Jordan’s foreign minister said that Israel’s warm reception of the embassy security guard who shot and killed two Jordanian nationals — after being attacked with a screwdriver by one of them — was “a disgrace.”
Ayman Safadi told Sky News Arabia on Wednesday that Prime Minister Benjamin Netanyahu should not have welcomed the guard, known only as Ziv, with a hug and a warm welcome on Tuesday, but should have acted diplomatically.
“It is a disgrace,” he said. “It would be appropriate if Israel acted diplomatically.”
Israel’s Foreign Ministry said Ziv was stabbed by 17-year-old Mohammed Jawawdeh, who was in an embassy residence installing a bedroom set Sunday evening.
Ziv opened fire on Jawawdeh, killing him and a second man, Bashar Hamarneh, at the site, in what the ministry said was self-defense.
The incident sparked a diplomatic crisis, as Jordanian authorities demanded permission to question the guard while Israel refused to hand him over, citing his immunity.
The deadlock was resolved after a flurry of efforts including a visit by the head of Israel’s Shin Bet security agency, Nadav Argaman, to Amman on Monday followed by a phone call between Netanyahu and King Abdullah II.
Mourners on Tuesday accompanied Jawawdeh’s coffin from Wihdat city, home to a large Palestinian refugee camp east of Amman, towards the cemetery in nearby Umm al-Hiran where he was buried.
They carried pictures of the teenager along with Palestinian and Jordanian flags.
In addition to cries of “Death to Israel,” they also chanted: “We will go to Jerusalem as martyrs by the millions.”
Jawawdeh’s uncle, Sami, said the family was urging Jordan’s King Abdullah II to avenge his death “because he is the one who can decide in such matters.”
“Mohammed’s blood did not flow in vain,” he added, saying it paved the way for Israel’s removal early Tuesday of metal detectors at entrances to Jerusalem’s Temple Mount compound.
On Tuesday, Safadi had said that Jordan did not strike “deals” or hold “negotiations” with Israel over the shooting, but upheld its international obligations.
In an interview with CNN, Safadi panned Israel for its portrayal of events at the embassy compound. “They tried to portray things as if the ambassador and the suspect [the security guard] were under siege, and that they were liberated and celebrated as heroes coming home.”
The Jordanian minister’s anger increased after the Prime Minister’s Office released photos of Netanyahu embracing Ziv during their meeting on Tuesday.

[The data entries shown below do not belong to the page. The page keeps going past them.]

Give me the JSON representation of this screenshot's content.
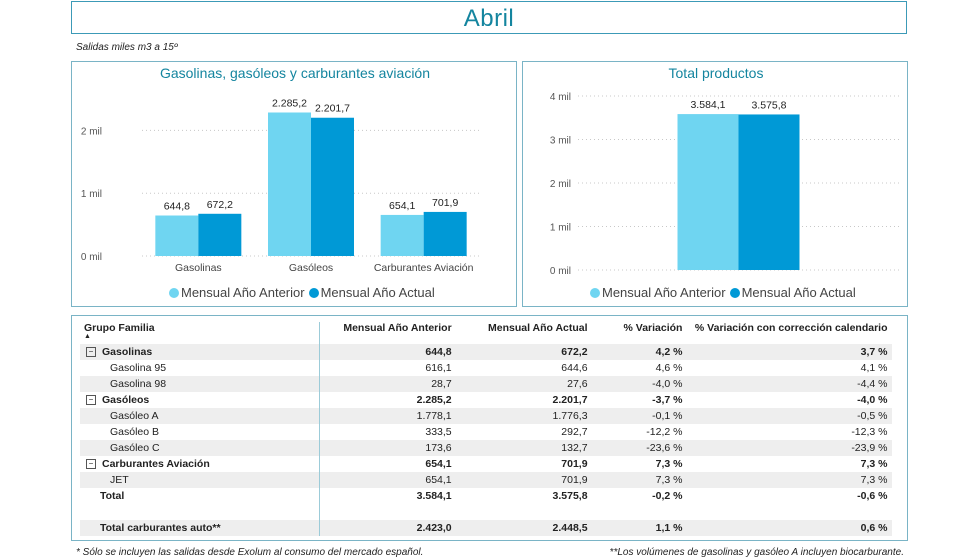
{
  "header": {
    "title": "Abril",
    "subtitle": "Salidas miles m3 a 15º"
  },
  "colors": {
    "anterior": "#6fd5f1",
    "actual": "#0099d6",
    "accent": "#14859f"
  },
  "chart_data": [
    {
      "type": "bar",
      "title": "Gasolinas, gasóleos y carburantes aviación",
      "categories": [
        "Gasolinas",
        "Gasóleos",
        "Carburantes Aviación"
      ],
      "series": [
        {
          "name": "Mensual Año Anterior",
          "values": [
            644.8,
            2285.2,
            654.1
          ],
          "labels": [
            "644,8",
            "2.285,2",
            "654,1"
          ]
        },
        {
          "name": "Mensual Año Actual",
          "values": [
            672.2,
            2201.7,
            701.9
          ],
          "labels": [
            "672,2",
            "2.201,7",
            "701,9"
          ]
        }
      ],
      "ylim": [
        0,
        2500
      ],
      "yticks": [
        0,
        1000,
        2000
      ],
      "ytick_labels": [
        "0 mil",
        "1 mil",
        "2 mil"
      ],
      "grid": true,
      "legend": "bottom"
    },
    {
      "type": "bar",
      "title": "Total productos",
      "categories": [
        ""
      ],
      "series": [
        {
          "name": "Mensual Año Anterior",
          "values": [
            3584.1
          ],
          "labels": [
            "3.584,1"
          ]
        },
        {
          "name": "Mensual Año Actual",
          "values": [
            3575.8
          ],
          "labels": [
            "3.575,8"
          ]
        }
      ],
      "ylim": [
        0,
        4000
      ],
      "yticks": [
        0,
        1000,
        2000,
        3000,
        4000
      ],
      "ytick_labels": [
        "0 mil",
        "1 mil",
        "2 mil",
        "3 mil",
        "4 mil"
      ],
      "grid": true,
      "legend": "bottom"
    }
  ],
  "table": {
    "headers": [
      "Grupo Familia",
      "Mensual Año Anterior",
      "Mensual Año Actual",
      "% Variación",
      "% Variación con corrección calendario"
    ],
    "rows": [
      {
        "name": "Gasolinas",
        "level": 0,
        "bold": true,
        "expander": "−",
        "values": [
          "644,8",
          "672,2",
          "4,2 %",
          "3,7 %"
        ]
      },
      {
        "name": "Gasolina 95",
        "level": 1,
        "values": [
          "616,1",
          "644,6",
          "4,6 %",
          "4,1 %"
        ]
      },
      {
        "name": "Gasolina 98",
        "level": 1,
        "values": [
          "28,7",
          "27,6",
          "-4,0 %",
          "-4,4 %"
        ]
      },
      {
        "name": "Gasóleos",
        "level": 0,
        "bold": true,
        "expander": "−",
        "values": [
          "2.285,2",
          "2.201,7",
          "-3,7 %",
          "-4,0 %"
        ]
      },
      {
        "name": "Gasóleo A",
        "level": 1,
        "values": [
          "1.778,1",
          "1.776,3",
          "-0,1 %",
          "-0,5 %"
        ]
      },
      {
        "name": "Gasóleo B",
        "level": 1,
        "values": [
          "333,5",
          "292,7",
          "-12,2 %",
          "-12,3 %"
        ]
      },
      {
        "name": "Gasóleo C",
        "level": 1,
        "values": [
          "173,6",
          "132,7",
          "-23,6 %",
          "-23,9 %"
        ]
      },
      {
        "name": "Carburantes Aviación",
        "level": 0,
        "bold": true,
        "expander": "−",
        "values": [
          "654,1",
          "701,9",
          "7,3 %",
          "7,3 %"
        ]
      },
      {
        "name": "JET",
        "level": 1,
        "values": [
          "654,1",
          "701,9",
          "7,3 %",
          "7,3 %"
        ]
      },
      {
        "name": "Total",
        "level": 0,
        "bold": true,
        "values": [
          "3.584,1",
          "3.575,8",
          "-0,2 %",
          "-0,6 %"
        ]
      }
    ],
    "total_auto": {
      "name": "Total carburantes auto**",
      "values": [
        "2.423,0",
        "2.448,5",
        "1,1 %",
        "0,6 %"
      ]
    }
  },
  "footnotes": {
    "left": "* Sólo se incluyen las salidas desde Exolum al consumo del mercado español.",
    "right": "**Los volúmenes de gasolinas y gasóleo A incluyen biocarburante."
  }
}
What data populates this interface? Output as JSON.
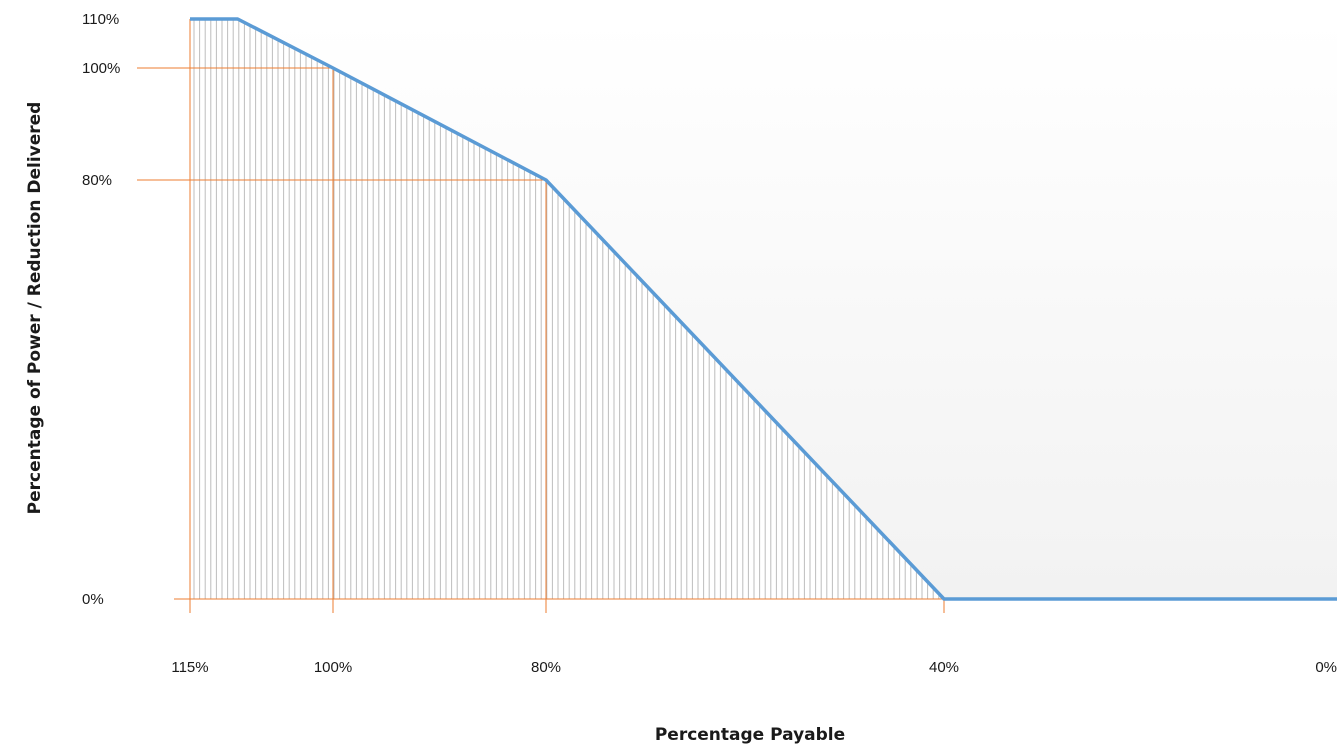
{
  "chart_data": {
    "type": "area",
    "title": "",
    "xlabel": "Percentage Payable",
    "ylabel": "Percentage of Power / Reduction Delivered",
    "x_axis_reversed": true,
    "x_ticks": [
      "115%",
      "100%",
      "80%",
      "40%",
      "0%"
    ],
    "y_ticks": [
      "110%",
      "100%",
      "80%",
      "0%"
    ],
    "series": [
      {
        "values_x": [
          115,
          110,
          100,
          80,
          40,
          0
        ],
        "values_y": [
          110,
          110,
          100,
          80,
          0,
          0
        ]
      }
    ],
    "reference_lines": [
      {
        "x": 115,
        "y": 110
      },
      {
        "x": 100,
        "y": 100
      },
      {
        "x": 80,
        "y": 80
      },
      {
        "x": 40,
        "y": 0
      }
    ],
    "hatched_fill_under_curve": true,
    "colors": {
      "line": "#5b9bd5",
      "guide": "#ed7d31",
      "hatch": "#bdbdbd",
      "background_gradient_start": "#f2f2f2"
    }
  }
}
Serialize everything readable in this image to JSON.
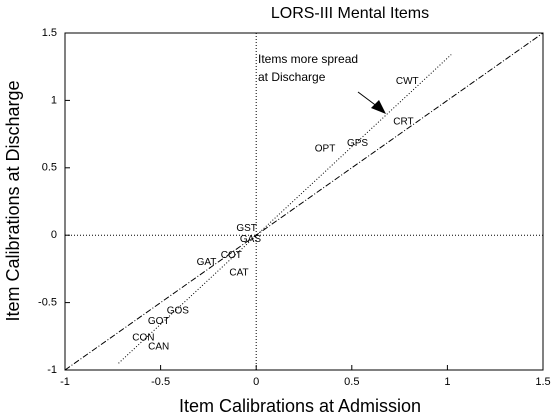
{
  "chart_data": {
    "type": "scatter",
    "title": "LORS-III Mental Items",
    "x_label": "Item Calibrations at Admission",
    "y_label": "Item Calibrations at Discharge",
    "annotations": [
      "Items more spread",
      "at Discharge"
    ],
    "xlim": [
      -1,
      1.5
    ],
    "ylim": [
      -1,
      1.5
    ],
    "xticks": [
      -1,
      -0.5,
      0,
      0.5,
      1,
      1.5
    ],
    "yticks": [
      -1,
      -0.5,
      0,
      0.5,
      1,
      1.5
    ],
    "zero_lines": true,
    "points": {
      "labels": [
        "CWT",
        "CRT",
        "GPS",
        "OPT",
        "GST",
        "GAS",
        "COT",
        "GAT",
        "CAT",
        "GOS",
        "GOT",
        "CON",
        "CAN"
      ],
      "x": [
        0.79,
        0.77,
        0.53,
        0.36,
        -0.05,
        -0.03,
        -0.13,
        -0.26,
        -0.09,
        -0.41,
        -0.51,
        -0.59,
        -0.51
      ],
      "y": [
        1.14,
        0.84,
        0.68,
        0.64,
        0.05,
        -0.03,
        -0.15,
        -0.2,
        -0.28,
        -0.56,
        -0.64,
        -0.76,
        -0.83
      ],
      "color": "#000000"
    },
    "lines": [
      {
        "x": [
          -1,
          1.5
        ],
        "y": [
          -1,
          1.5
        ],
        "dash": "dashdot",
        "color": "#000000"
      },
      {
        "x": [
          -0.72,
          1.02
        ],
        "y": [
          -0.95,
          1.34
        ],
        "dash": "dotted",
        "color": "#000000"
      }
    ]
  }
}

Safadi said it was wrong of Israel to celebrate Ziv and the other embassy staff as returning heroes.
“This is really absurd,” he said. “This is a criminal case and I think it is in everybody’s interest that it is pursued as such.”
He said the Jordanian government had been intent on questioning the Israeli guard before allowing him to leave the country, “and despite his diplomatic immunity we were able to reach an agreement to take his deposition.”
Jordan will pursue the investigation until “the truth is reached and justice is done,” said Safadi, who was flanked at the news conference by the government spokesman and the state minister for legal affairs.
Jordan said on Monday night that its inquiry had established that the Israeli guard opened fire when attacked by the Jordanian youth, and that the confrontation originated in a dispute over the late delivery of furniture.
Israel Radio reported on Tuesday that Israel will pay compensation to the Hamarneh family after it completes its mourning period. It wasn’t immediately clear what sum Israel would pay to the family.